Выпустил я ссыльного, поднял он шапку, водворил ее на башку, пряжку на гашнике поправил и сказал:
— На вершок ошибся. Левей надо было брать, не махал бы теперь топором надо мной… А ты, девка, из Парижу, чай?
— Шапку долой, вор, когда с цесаревной говоришь! — крикнула Елисавет Петровна. Дала волю крови царской и не чуяла, что злобить ссыльного не должно, потому как за его спиной мужик с ружьем и две чертовы дюжины армаев.
— Чья ж она дочка? — каторжник их ко мне оборотился.
— Царя Петра.
— Какую птичку чуть в клетку не поймали! — Ссыльный подошел к телеге и прыгнул на нее. — В отца пошла. Сраму не боишься. Тот мужиков за бороды, а на баб мужицкие портки.
Цесаревна кнут подняла.
— Уймись, Петровна, — молвил ссыльный. — Я-то помереть не боюсь. Скажу — и мой товарищ скрозь тебя прошьет из ружья.
— А ты не охальничай, — встрел я. — Я уж на вершок не ошибусь. Ваше высочество, сойдите с коня.
Алешка был весь красный, аки рак вареный. А цесаревна послушалась меня. Видно, дошло в ее бабьи мозги, что мы не на машкераде.
— Вишь, как холопа своего слушаешь, — ухмыльнулся ссыльный. Он нашарил в телеге бутыль с шампанью. — Ну-ка, твое высочество, поднеси холопу Семену чарку…
— Смерд вонючий, — скрозь жемчуга процедила цесаревна.
— Ты, что ль, лучше пахнешь? От твоего семейства за версту кровью несет.

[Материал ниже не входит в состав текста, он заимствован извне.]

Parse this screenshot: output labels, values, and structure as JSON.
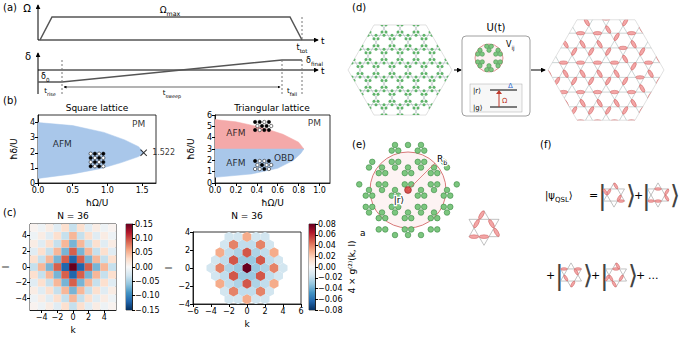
{
  "chart_data": [
    {
      "type": "phase",
      "title": "Square lattice",
      "x_label": "ħΩ/U",
      "y_label": "ħδ/U",
      "xlim": [
        0,
        1.7
      ],
      "ylim": [
        0,
        4.5
      ],
      "xticks": [
        {
          "value": 0,
          "label": "0.0"
        },
        0.5,
        {
          "value": 1,
          "label": "1.0"
        },
        1.5
      ],
      "yticks": [
        0,
        1,
        2,
        3,
        4
      ],
      "grid": false,
      "regions": [
        {
          "color": "#a9c7ea",
          "points": [
            [
              0,
              0.3
            ],
            [
              0.5,
              0.6
            ],
            [
              0.9,
              0.95
            ],
            [
              1.2,
              1.35
            ],
            [
              1.45,
              1.75
            ],
            [
              1.522,
              2.0
            ],
            [
              1.45,
              2.4
            ],
            [
              1.25,
              2.85
            ],
            [
              0.95,
              3.35
            ],
            [
              0.5,
              3.8
            ],
            [
              0,
              4.0
            ]
          ]
        }
      ],
      "labels": [
        "AFM",
        "PM"
      ],
      "series": [
        {
          "type": "scatter",
          "marker": "cross",
          "color": "#000000",
          "values": [
            [
              1.522,
              2.0
            ]
          ],
          "data_labels": true
        }
      ]
    },
    {
      "type": "phase",
      "title": "Triangular lattice",
      "x_label": "ħΩ/U",
      "y_label": "ħδ/U",
      "xlim": [
        0,
        1.1
      ],
      "ylim": [
        0,
        6
      ],
      "xticks": [
        {
          "value": 0,
          "label": "0.0"
        },
        0.2,
        0.4,
        0.6,
        0.8,
        {
          "value": 1,
          "label": "1.0"
        }
      ],
      "yticks": [
        0,
        1,
        2,
        3,
        4,
        5,
        6
      ],
      "grid": false,
      "regions": [
        {
          "color": "#f4a9a9",
          "points": [
            [
              0,
              3
            ],
            [
              0.85,
              3
            ],
            [
              0.8,
              3.6
            ],
            [
              0.65,
              4.3
            ],
            [
              0.45,
              4.9
            ],
            [
              0.2,
              5.4
            ],
            [
              0,
              5.6
            ]
          ]
        },
        {
          "color": "#a9c7ea",
          "points": [
            [
              0,
              0.5
            ],
            [
              0.35,
              0.8
            ],
            [
              0.6,
              1.3
            ],
            [
              0.75,
              2
            ],
            [
              0.82,
              2.6
            ],
            [
              0.85,
              3
            ],
            [
              0,
              3
            ]
          ]
        }
      ],
      "labels": [
        "AFM",
        "AFM",
        "PM",
        "OBD"
      ]
    },
    {
      "type": "heatmap",
      "title": "N = 36",
      "x_label": "k",
      "y_label": "l",
      "xlim": [
        -5.5,
        5.5
      ],
      "ylim": [
        -5.5,
        5.5
      ],
      "xticks": [
        {
          "value": -4,
          "label": "−4"
        },
        {
          "value": -2,
          "label": "−2"
        },
        0,
        2,
        4
      ],
      "yticks": [
        {
          "value": -4,
          "label": "−4"
        },
        {
          "value": -2,
          "label": "−2"
        },
        0,
        2,
        4
      ],
      "grid": false,
      "x": [
        -5,
        -4,
        -3,
        -2,
        -1,
        0,
        1,
        2,
        3,
        4,
        5
      ],
      "y": [
        -5,
        -4,
        -3,
        -2,
        -1,
        0,
        1,
        2,
        3,
        4,
        5
      ],
      "cells": [
        [
          0.005,
          -0.008,
          0.012,
          -0.018,
          0.025,
          -0.035,
          0.025,
          -0.018,
          0.012,
          -0.008,
          0.005
        ],
        [
          -0.008,
          0.012,
          -0.018,
          0.025,
          -0.035,
          0.05,
          -0.035,
          0.025,
          -0.018,
          0.012,
          -0.008
        ],
        [
          0.012,
          -0.018,
          0.025,
          -0.035,
          0.05,
          -0.07,
          0.05,
          -0.035,
          0.025,
          -0.018,
          0.012
        ],
        [
          -0.018,
          0.025,
          -0.035,
          0.05,
          -0.07,
          0.09,
          -0.07,
          0.05,
          -0.035,
          0.025,
          -0.018
        ],
        [
          0.025,
          -0.035,
          0.05,
          -0.07,
          0.09,
          -0.12,
          0.09,
          -0.07,
          0.05,
          -0.035,
          0.025
        ],
        [
          -0.035,
          0.05,
          -0.07,
          0.09,
          -0.12,
          0.15,
          -0.12,
          0.09,
          -0.07,
          0.05,
          -0.035
        ],
        [
          0.025,
          -0.035,
          0.05,
          -0.07,
          0.09,
          -0.12,
          0.09,
          -0.07,
          0.05,
          -0.035,
          0.025
        ],
        [
          -0.018,
          0.025,
          -0.035,
          0.05,
          -0.07,
          0.09,
          -0.07,
          0.05,
          -0.035,
          0.025,
          -0.018
        ],
        [
          0.012,
          -0.018,
          0.025,
          -0.035,
          0.05,
          -0.07,
          0.05,
          -0.035,
          0.025,
          -0.018,
          0.012
        ],
        [
          -0.008,
          0.012,
          -0.018,
          0.025,
          -0.035,
          0.05,
          -0.035,
          0.025,
          -0.018,
          0.012,
          -0.008
        ],
        [
          0.005,
          -0.008,
          0.012,
          -0.018,
          0.025,
          -0.035,
          0.025,
          -0.018,
          0.012,
          -0.008,
          0.005
        ]
      ],
      "colorbar": {
        "range": [
          -0.15,
          0.15
        ],
        "ticks": [
          {
            "value": -0.15,
            "label": "−0.15"
          },
          {
            "value": -0.1,
            "label": "−0.10"
          },
          {
            "value": -0.05,
            "label": "−0.05"
          },
          {
            "value": 0,
            "label": "0.00"
          },
          0.05,
          {
            "value": 0.1,
            "label": "0.10"
          },
          0.15
        ]
      }
    },
    {
      "type": "hexbin",
      "title": "N = 36",
      "x_label": "k",
      "y_label": "l",
      "xlim": [
        -6,
        6
      ],
      "ylim": [
        -4,
        4
      ],
      "xticks": [
        {
          "value": -6,
          "label": "−6"
        },
        {
          "value": -4,
          "label": "−4"
        },
        {
          "value": -2,
          "label": "−2"
        },
        0,
        2,
        4,
        6
      ],
      "yticks": [
        {
          "value": -4,
          "label": "−4"
        },
        {
          "value": -2,
          "label": "−2"
        },
        0,
        2,
        4
      ],
      "grid": false,
      "points": [
        [
          -2,
          -3.46,
          -0.015
        ],
        [
          -1,
          -3.46,
          -0.015
        ],
        [
          0,
          -3.46,
          0.03
        ],
        [
          1,
          -3.46,
          -0.015
        ],
        [
          2,
          -3.46,
          -0.015
        ],
        [
          -2.5,
          -2.6,
          -0.015
        ],
        [
          -1.5,
          -2.6,
          0.04
        ],
        [
          -0.5,
          -2.6,
          -0.02
        ],
        [
          0.5,
          -2.6,
          -0.02
        ],
        [
          1.5,
          -2.6,
          0.04
        ],
        [
          2.5,
          -2.6,
          -0.015
        ],
        [
          -3,
          -1.73,
          0.03
        ],
        [
          -2,
          -1.73,
          -0.02
        ],
        [
          -1,
          -1.73,
          -0.025
        ],
        [
          0,
          -1.73,
          0.05
        ],
        [
          1,
          -1.73,
          -0.025
        ],
        [
          2,
          -1.73,
          -0.02
        ],
        [
          3,
          -1.73,
          0.03
        ],
        [
          -3.5,
          -0.87,
          -0.015
        ],
        [
          -2.5,
          -0.87,
          -0.02
        ],
        [
          -1.5,
          -0.87,
          0.05
        ],
        [
          -0.5,
          -0.87,
          -0.03
        ],
        [
          0.5,
          -0.87,
          -0.03
        ],
        [
          1.5,
          -0.87,
          0.05
        ],
        [
          2.5,
          -0.87,
          -0.02
        ],
        [
          3.5,
          -0.87,
          -0.015
        ],
        [
          -4,
          0,
          -0.015
        ],
        [
          -3,
          0,
          0.04
        ],
        [
          -2,
          0,
          -0.025
        ],
        [
          -1,
          0,
          -0.03
        ],
        [
          0,
          0,
          0.08
        ],
        [
          1,
          0,
          -0.03
        ],
        [
          2,
          0,
          -0.025
        ],
        [
          3,
          0,
          0.04
        ],
        [
          4,
          0,
          -0.015
        ],
        [
          -3.5,
          0.87,
          -0.015
        ],
        [
          -2.5,
          0.87,
          -0.02
        ],
        [
          -1.5,
          0.87,
          0.05
        ],
        [
          -0.5,
          0.87,
          -0.03
        ],
        [
          0.5,
          0.87,
          -0.03
        ],
        [
          1.5,
          0.87,
          0.05
        ],
        [
          2.5,
          0.87,
          -0.02
        ],
        [
          3.5,
          0.87,
          -0.015
        ],
        [
          -3,
          1.73,
          0.03
        ],
        [
          -2,
          1.73,
          -0.02
        ],
        [
          -1,
          1.73,
          -0.025
        ],
        [
          0,
          1.73,
          0.05
        ],
        [
          1,
          1.73,
          -0.025
        ],
        [
          2,
          1.73,
          -0.02
        ],
        [
          3,
          1.73,
          0.03
        ],
        [
          -2.5,
          2.6,
          -0.015
        ],
        [
          -1.5,
          2.6,
          0.04
        ],
        [
          -0.5,
          2.6,
          -0.02
        ],
        [
          0.5,
          2.6,
          -0.02
        ],
        [
          1.5,
          2.6,
          0.04
        ],
        [
          2.5,
          2.6,
          -0.015
        ],
        [
          -2,
          3.46,
          -0.015
        ],
        [
          -1,
          3.46,
          -0.015
        ],
        [
          0,
          3.46,
          0.03
        ],
        [
          1,
          3.46,
          -0.015
        ],
        [
          2,
          3.46,
          -0.015
        ]
      ],
      "colorbar": {
        "range": [
          -0.08,
          0.08
        ],
        "label": "4 × g⁽²⁾(k, l)",
        "ticks": [
          {
            "value": -0.08,
            "label": "−0.08"
          },
          {
            "value": -0.06,
            "label": "−0.06"
          },
          {
            "value": -0.04,
            "label": "−0.04"
          },
          {
            "value": -0.02,
            "label": "−0.02"
          },
          {
            "value": 0,
            "label": "0.00"
          },
          0.02,
          0.04,
          0.06,
          0.08
        ]
      }
    }
  ],
  "diagram": {
    "panel_labels": [
      "(a)",
      "(b)",
      "(c)",
      "(d)",
      "(e)",
      "(f)"
    ],
    "a": {
      "omega_axis": "Ω",
      "time_axis": "t",
      "omega_level": {
        "base": "Ω",
        "sub": "max"
      },
      "t_tot": {
        "base": "t",
        "sub": "tot"
      },
      "delta_axis": "δ",
      "delta_start": {
        "base": "δ",
        "sub": "0"
      },
      "delta_final": {
        "base": "δ",
        "sub": "final"
      },
      "t_rise": {
        "base": "t",
        "sub": "rise"
      },
      "t_sweep": {
        "base": "t",
        "sub": "sweep"
      },
      "t_fall": {
        "base": "t",
        "sub": "fall"
      }
    },
    "d": {
      "operator": "U(t)",
      "interaction": {
        "base": "V",
        "sub": "ij"
      },
      "rydberg": "|r⟩",
      "ground": "|g⟩",
      "rabi": "Ω",
      "detuning": "Δ"
    },
    "e": {
      "blockade_radius": {
        "base": "R",
        "sub": "b"
      },
      "excited": "|r⟩",
      "spacing": "a"
    },
    "f": {
      "state": {
        "base": "|ψ",
        "sub": "QSL",
        "after": "⟩"
      },
      "equals": "=",
      "plus": "+",
      "ellipsis": "...",
      "ket_open": "|",
      "ket_close": "⟩"
    }
  }
}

Никакие румяна тебе не помогут. — Семен стал распечатывать бутыль, пробка сиганула и попала в цесаревну, прямо в ее грудь. Семен сызнова оскалился и выпил полбутыли. — Ох и колкое вино! — Он порылся в сене и достал кружку. — Нонеча какой день-то? Вроде двадцать шестой день месяца июня. Твое высочество не помнит, что двадцать лет тому приключилось. В тот день преставился царевич Алексей Петрович, братец твой, хоть и не единоутробный. Запытал царь сына родного. Ты, Лизавета, садись, в ногах правды нет, да и нигде ее нет. Не хошь, как хошь. Дослушай тогда. Мой батя кабак держал на Стрельненской дороге, в пятнадцати верстах от Питера, а ране был слугой у графа Ивана Мусина-Пушкина. Своими глазами он видел, как на его мызе царь пытал сына своего. Приехал отец домой и плакался о том. А выдал батю холоп князя Меншикова. И за то, что батя мой тайну ту проведал, отрубили ему и его жене, мачехе моей, значит, головы в Петропавловской крепости. Случилась та казнь через полтора года после смерти царевича, декабря пятнадцатого дня. И доносчик получил пятьдесят рублей от Тайной канцелярии. И коль ты христианка, выпей за помин души моего батюшки, казненного по доносу…
— Выпить — выпью, — ответила цесаревна, — да только не тебе судить отца моего.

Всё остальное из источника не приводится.